From Prejudice to Prevention: New VEOHRC Report on Anti-Vilification

Check out this new report by the Victorian Equal Opportunity and Human Rights Commission. Commissioned in 2023, it responds to a recommendation from the Victorian Parliament’s Legal and Social Issues Committee to dig deeper into what drives vilification and prejudice, and what actually works to prevent it.

The goal of this report is to provide a clear evidence base for policymakers, communities and organisations to design effective and lasting responses to hate.

The Commission brought together three strands of evidence:

  • existing academic research from Australia and overseas
  • expert views from practitioners and researchers
  • community consultations to capture lived experience.

Together, these sources provide a broad picture of what drives prejudice (negative mindsets about other groups) and vilification (harmful behaviours based on those attitudes), and what strategies have been tested to reduce them.
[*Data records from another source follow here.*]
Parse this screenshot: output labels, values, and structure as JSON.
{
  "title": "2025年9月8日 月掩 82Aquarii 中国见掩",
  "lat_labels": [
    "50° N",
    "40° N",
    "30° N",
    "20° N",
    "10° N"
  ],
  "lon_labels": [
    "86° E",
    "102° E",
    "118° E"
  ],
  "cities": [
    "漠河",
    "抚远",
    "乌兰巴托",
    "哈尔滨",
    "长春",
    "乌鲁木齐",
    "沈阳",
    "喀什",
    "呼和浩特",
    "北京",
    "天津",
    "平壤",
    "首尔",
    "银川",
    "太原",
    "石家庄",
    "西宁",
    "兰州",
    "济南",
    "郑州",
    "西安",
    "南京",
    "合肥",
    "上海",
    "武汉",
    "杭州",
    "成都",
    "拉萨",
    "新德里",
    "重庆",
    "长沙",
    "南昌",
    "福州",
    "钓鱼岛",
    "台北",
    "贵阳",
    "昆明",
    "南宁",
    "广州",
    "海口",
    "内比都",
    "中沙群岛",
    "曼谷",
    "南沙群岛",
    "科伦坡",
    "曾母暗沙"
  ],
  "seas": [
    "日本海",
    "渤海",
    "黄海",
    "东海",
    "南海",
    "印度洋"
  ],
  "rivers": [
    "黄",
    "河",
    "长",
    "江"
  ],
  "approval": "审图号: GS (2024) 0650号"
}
The report highlights nine best practice principles for designing prevention programs. These include tailoring strategies to local contexts, co-designing with communities, piloting and evaluating interventions, and sharing lessons learned.

It also maps out the different drivers of prejudice and vilification. These operate at psychological, social, and structural levels, and include feelings of threat, media narratives, exposure to hate (especially online), and trigger events such as pandemics, terrorist attacks or political debates. Historical and systemic factors, including colonisation and marginalisation, also play a continuing role.
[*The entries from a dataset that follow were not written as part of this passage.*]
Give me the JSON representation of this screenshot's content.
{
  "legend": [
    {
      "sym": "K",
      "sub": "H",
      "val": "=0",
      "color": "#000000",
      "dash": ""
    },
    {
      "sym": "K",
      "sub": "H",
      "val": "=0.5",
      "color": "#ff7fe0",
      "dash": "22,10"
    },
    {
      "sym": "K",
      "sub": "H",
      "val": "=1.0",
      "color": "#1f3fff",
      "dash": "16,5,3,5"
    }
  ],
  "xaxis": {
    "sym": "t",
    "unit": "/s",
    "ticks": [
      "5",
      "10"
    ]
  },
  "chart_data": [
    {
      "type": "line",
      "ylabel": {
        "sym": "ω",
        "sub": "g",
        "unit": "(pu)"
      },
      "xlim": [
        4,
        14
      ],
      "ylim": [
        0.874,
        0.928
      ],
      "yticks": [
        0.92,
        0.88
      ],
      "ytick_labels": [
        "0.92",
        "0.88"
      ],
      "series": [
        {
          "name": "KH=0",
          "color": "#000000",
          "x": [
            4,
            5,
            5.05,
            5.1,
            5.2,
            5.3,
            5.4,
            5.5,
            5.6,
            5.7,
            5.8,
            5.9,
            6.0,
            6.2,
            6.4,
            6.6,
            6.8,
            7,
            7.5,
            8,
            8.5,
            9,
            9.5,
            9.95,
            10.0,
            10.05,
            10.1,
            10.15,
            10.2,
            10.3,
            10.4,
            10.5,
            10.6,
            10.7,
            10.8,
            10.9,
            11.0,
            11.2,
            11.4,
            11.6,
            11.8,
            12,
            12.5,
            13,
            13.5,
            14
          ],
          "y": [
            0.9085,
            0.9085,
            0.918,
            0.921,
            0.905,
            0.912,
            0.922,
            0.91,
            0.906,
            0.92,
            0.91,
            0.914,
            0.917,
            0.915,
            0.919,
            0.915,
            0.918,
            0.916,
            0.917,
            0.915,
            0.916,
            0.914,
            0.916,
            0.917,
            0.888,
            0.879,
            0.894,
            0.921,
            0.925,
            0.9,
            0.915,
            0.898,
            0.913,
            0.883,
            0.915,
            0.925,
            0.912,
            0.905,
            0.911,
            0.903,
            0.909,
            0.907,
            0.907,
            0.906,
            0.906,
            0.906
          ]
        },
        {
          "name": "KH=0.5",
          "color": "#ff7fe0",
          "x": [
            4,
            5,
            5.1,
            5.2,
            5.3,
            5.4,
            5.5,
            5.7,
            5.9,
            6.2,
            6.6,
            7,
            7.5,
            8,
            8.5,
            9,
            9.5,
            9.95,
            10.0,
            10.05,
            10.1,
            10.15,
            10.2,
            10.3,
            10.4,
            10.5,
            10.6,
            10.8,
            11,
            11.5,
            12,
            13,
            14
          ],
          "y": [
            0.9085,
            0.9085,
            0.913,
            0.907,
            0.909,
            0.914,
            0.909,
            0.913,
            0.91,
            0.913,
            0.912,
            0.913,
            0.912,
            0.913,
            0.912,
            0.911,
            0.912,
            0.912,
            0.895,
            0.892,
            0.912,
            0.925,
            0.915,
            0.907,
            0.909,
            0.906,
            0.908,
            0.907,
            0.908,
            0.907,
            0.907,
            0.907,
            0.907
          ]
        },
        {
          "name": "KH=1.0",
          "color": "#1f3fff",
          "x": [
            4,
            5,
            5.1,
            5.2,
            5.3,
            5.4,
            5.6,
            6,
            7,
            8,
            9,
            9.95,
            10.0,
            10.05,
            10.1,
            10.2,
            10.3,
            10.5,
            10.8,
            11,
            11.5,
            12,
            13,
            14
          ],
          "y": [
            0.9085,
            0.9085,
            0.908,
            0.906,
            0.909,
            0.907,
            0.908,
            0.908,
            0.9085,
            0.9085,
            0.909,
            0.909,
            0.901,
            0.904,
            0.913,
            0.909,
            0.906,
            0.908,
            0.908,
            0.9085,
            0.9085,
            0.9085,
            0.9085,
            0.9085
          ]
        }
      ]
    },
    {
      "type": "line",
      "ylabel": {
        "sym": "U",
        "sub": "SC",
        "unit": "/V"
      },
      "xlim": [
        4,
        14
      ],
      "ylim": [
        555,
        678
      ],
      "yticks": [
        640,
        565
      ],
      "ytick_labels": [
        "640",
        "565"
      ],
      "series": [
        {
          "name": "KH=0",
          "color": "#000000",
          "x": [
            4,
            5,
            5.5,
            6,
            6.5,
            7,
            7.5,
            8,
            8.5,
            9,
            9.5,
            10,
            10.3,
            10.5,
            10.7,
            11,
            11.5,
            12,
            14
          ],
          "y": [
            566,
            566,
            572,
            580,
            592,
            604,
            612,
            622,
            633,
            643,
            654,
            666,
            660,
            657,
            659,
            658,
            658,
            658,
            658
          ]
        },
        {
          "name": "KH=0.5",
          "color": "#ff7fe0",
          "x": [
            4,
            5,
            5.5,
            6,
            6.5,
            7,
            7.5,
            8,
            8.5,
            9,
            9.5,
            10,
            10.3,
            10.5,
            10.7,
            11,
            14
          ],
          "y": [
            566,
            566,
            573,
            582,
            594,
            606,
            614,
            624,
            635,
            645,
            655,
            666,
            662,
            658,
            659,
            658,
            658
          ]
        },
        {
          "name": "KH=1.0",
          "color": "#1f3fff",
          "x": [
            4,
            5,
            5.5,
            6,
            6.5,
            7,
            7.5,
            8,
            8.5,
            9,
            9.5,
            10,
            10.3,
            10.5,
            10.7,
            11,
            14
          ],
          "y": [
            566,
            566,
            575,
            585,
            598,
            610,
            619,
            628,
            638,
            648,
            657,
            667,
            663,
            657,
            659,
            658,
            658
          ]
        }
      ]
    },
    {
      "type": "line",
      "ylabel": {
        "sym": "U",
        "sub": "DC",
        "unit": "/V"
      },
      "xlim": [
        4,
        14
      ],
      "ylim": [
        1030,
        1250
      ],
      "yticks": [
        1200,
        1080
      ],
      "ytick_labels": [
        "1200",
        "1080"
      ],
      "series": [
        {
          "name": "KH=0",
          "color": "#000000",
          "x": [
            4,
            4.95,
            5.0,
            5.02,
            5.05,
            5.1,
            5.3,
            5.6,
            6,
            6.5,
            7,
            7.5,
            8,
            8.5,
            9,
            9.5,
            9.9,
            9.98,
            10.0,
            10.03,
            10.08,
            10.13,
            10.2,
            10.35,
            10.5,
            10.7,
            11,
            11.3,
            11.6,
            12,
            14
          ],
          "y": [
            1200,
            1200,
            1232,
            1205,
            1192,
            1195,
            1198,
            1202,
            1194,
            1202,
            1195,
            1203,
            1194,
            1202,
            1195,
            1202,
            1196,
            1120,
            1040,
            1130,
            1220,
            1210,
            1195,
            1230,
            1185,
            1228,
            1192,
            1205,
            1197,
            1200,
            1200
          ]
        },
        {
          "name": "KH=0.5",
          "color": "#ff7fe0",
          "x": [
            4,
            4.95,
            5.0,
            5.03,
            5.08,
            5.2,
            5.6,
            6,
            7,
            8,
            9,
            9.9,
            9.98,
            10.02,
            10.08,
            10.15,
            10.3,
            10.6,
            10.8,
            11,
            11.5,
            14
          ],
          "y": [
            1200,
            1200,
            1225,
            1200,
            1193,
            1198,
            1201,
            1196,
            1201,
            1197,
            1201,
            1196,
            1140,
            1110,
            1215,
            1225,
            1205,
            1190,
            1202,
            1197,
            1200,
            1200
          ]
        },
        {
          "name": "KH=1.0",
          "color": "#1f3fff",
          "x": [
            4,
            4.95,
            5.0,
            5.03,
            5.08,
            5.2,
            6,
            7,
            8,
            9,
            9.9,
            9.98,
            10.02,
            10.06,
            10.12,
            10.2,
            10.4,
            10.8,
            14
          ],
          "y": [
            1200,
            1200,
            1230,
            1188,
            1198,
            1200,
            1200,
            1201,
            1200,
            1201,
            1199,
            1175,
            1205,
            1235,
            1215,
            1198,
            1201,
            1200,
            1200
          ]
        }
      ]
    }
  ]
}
On the prevention side, the report reviews more than five evidence-based approaches, including awareness and education, positive intergroup contact, perspective-taking, and strategies that challenge stereotypes. It also presents case studies of past initiatives, showing how prevention can combine multiple approaches and operate across schools, workplaces, media, and community settings.

For policymakers, the report provides a toolkit to guide future action: interventions should be evidence-based, scalable, sustainable, and evaluated with rigour. For researchers, the findings point to gaps where more work is needed, such as prejudice linked to attributes beyond race and religion, and the intersections between different forms of hate.

The report is designed to be a practical resource for governments, organisations, and communities in Victoria that are working to create safer, more inclusive spaces for everyone.